Set the right example from the top tier down

There is something seriously, perhaps even terminally, wrong with our governmental management and control systems if functionaries in State agencies can decide to ignore the rules when it suits them.

The fact that they ignore those rules which impact on their own pay packets while penalising the population with poor service and targeting those who can least afford, it is bordering on criminal.

Simultaneously reducing the pay and conditions of its own lower level employees is simply an object lesson on how not to treat your employees and deserves every reaction it gets. It underpins the impunity that some people seem to have and the total lack of responsibility and accountability that exists in much of our public sector.

In case you missed it, it has once again come to light that many senior personnel within the state-funded health sector are in receipt of, what are euphemistically called, top-ups to their salaries.

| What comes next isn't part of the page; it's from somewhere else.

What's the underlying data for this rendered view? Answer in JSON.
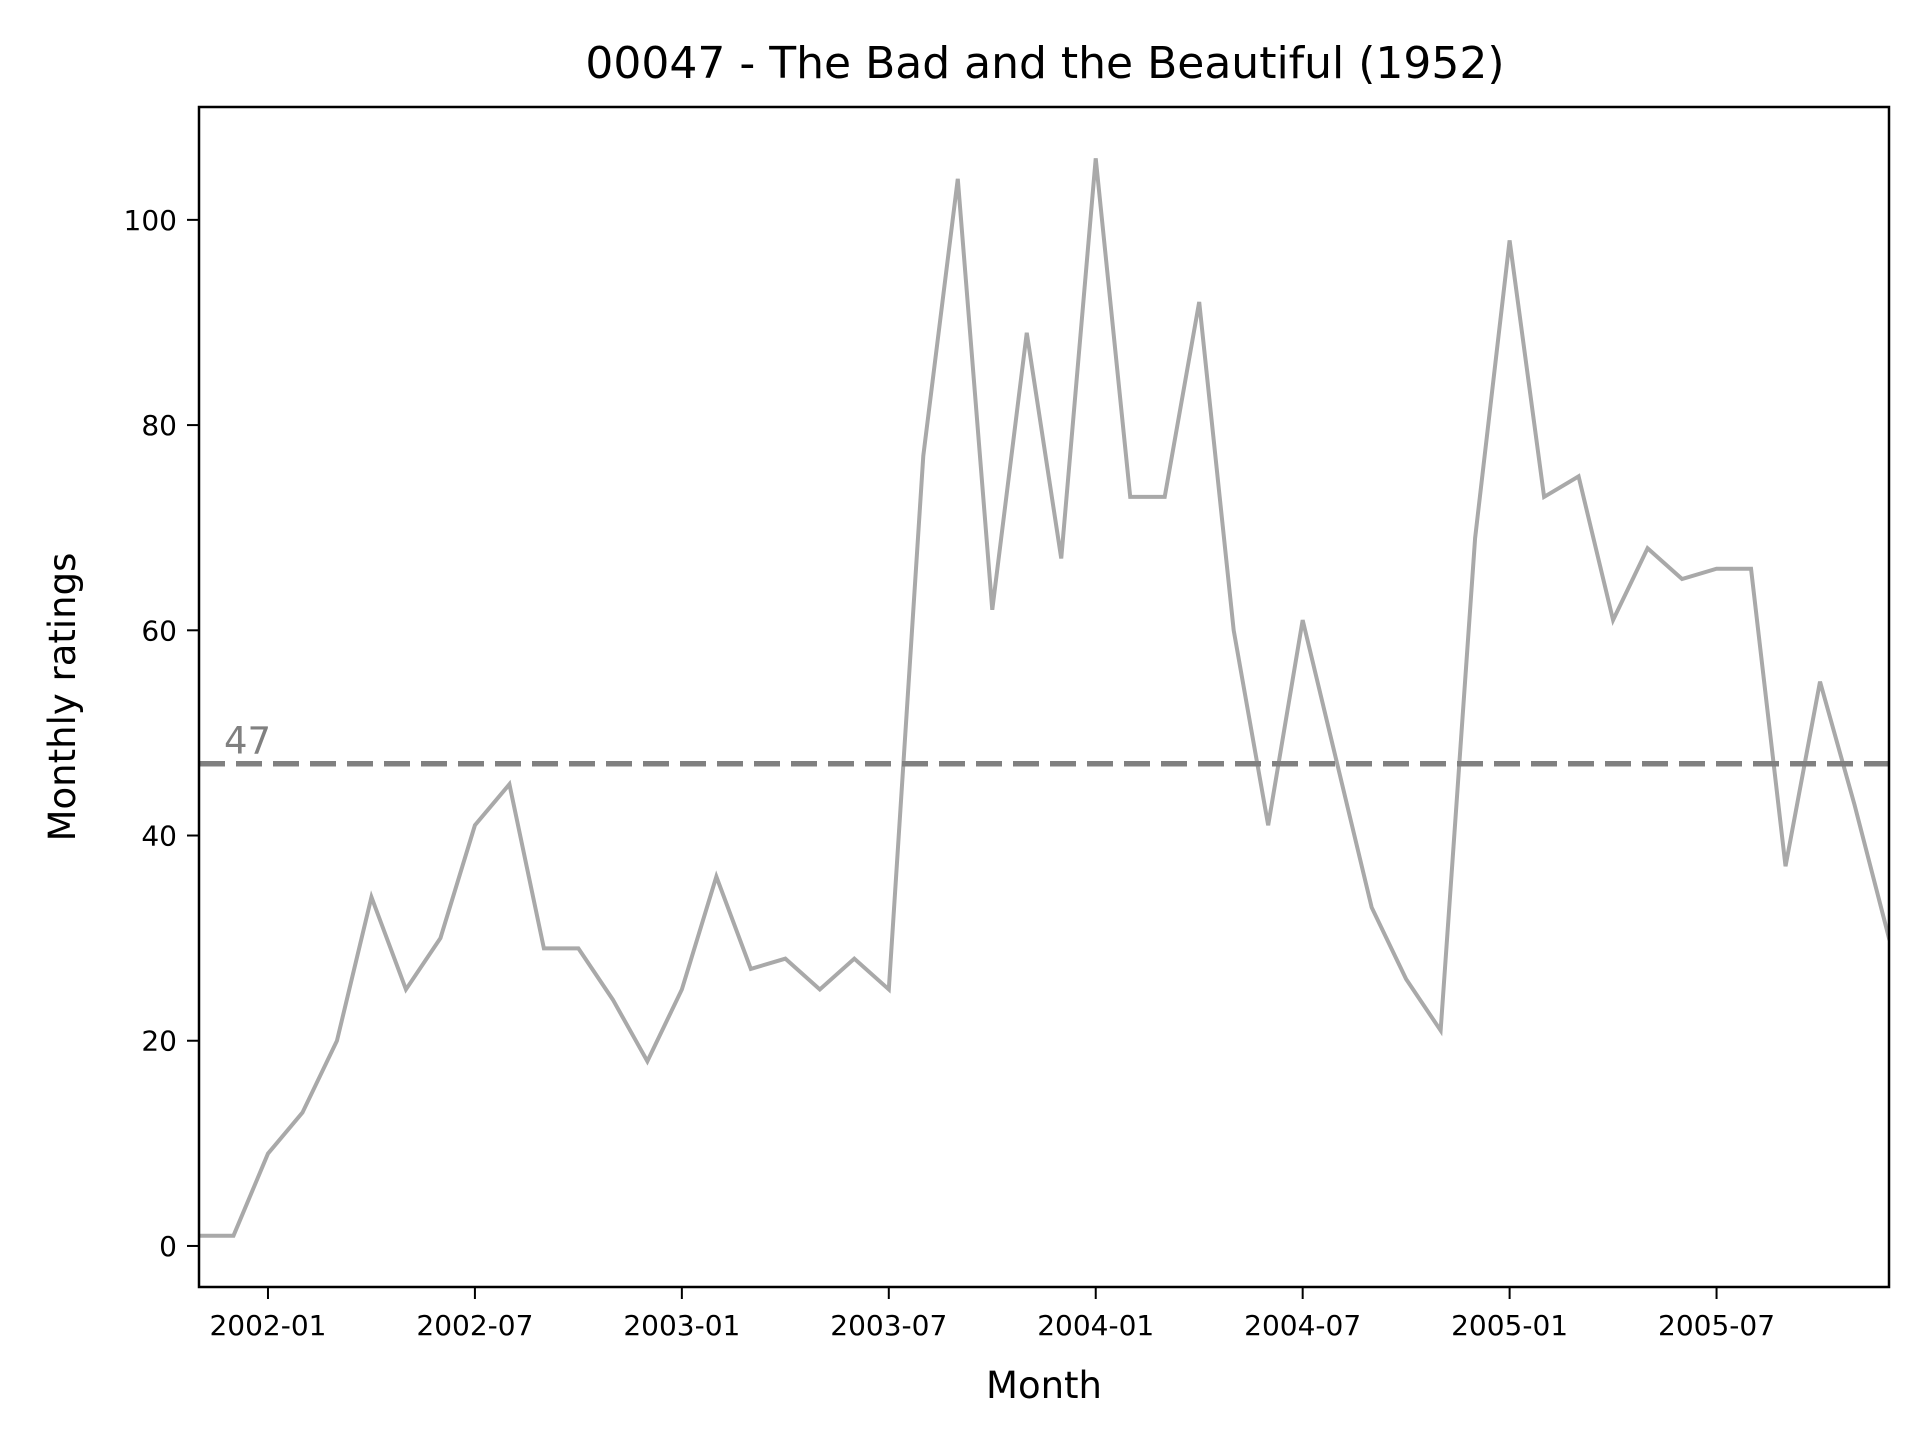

The State sets maximum salaries/remuneration levels and folk within the sector decide that they are worth more, so they get paid more with money coming from other sources.

The fact that these other sources may include funding obtained through charity/fundraising drives without advising those from whom charity is requested, is misrepresentation and arrogance. It’s a pity but genuine charities will lose out as people become ever more cynical and choose to keep their hands in their pockets rather than to contribute to what are sold as charitable collections, but are really collections for illicit salary top ups.

On Tuesday Enda Kenny said hospitals are not allowed to arrange extra payments to senior managers from private sources.

Indeed, in the Dáil he said that in no circumstances should an employee receive remuneration in the nature of pay and allowances greater than the amount prescribed.

“Non-exchequer sources of funding may not be used to supplement approved rates of remuneration. It’s very clear. It’s very straight.”

So how come there appear to be so many folk in this one sector who appear to be receiving these illicit payments?

It’s not that long ago that we were reading reports of similar top-up payments in the third-level sector.

It’s been reported that Mr Kenny also said that the Government wants to weed out additional sweeteners provided by State-funded voluntary hospitals and agencies to senior managers. However, he is being very vague on whether the Government will seek to recover unauthorised payments. Could it just be the use of the word ‘unauthorised’ versus what many of us would see as the more correct word, and that is ‘illegal’, is the real key.

The scale of these top-up payments is considerable. One person received over €225,000 in extra pay between 2005 and 2010. The CEOs of 19 of Ireland’s leading voluntary hospitals and agencies are receiving almost €550k a year in extra top-up payments. The beneficiaries already earn between €96k and €168k per annum and work in facilities that receive significant charity contributions.

According to one report, two internal inquiries into Tallaght Hospital found that a ‘parallel executive payroll’ existed for some of its highest ranking executives from 2005-2010.

It would seem that either management control systems or government criteria are totally inept or there is some dodgy business going on.

The solution is simple. Immediately, cease the payment of these top-ups and/or deduct the amount paid to the agency.

Give all of these State-funded organisations 30 days to set out all illicit payments that are being made and also to advise on any other under-the- counter payment or dodgy deals. If they fail to respond stop government payments immediately.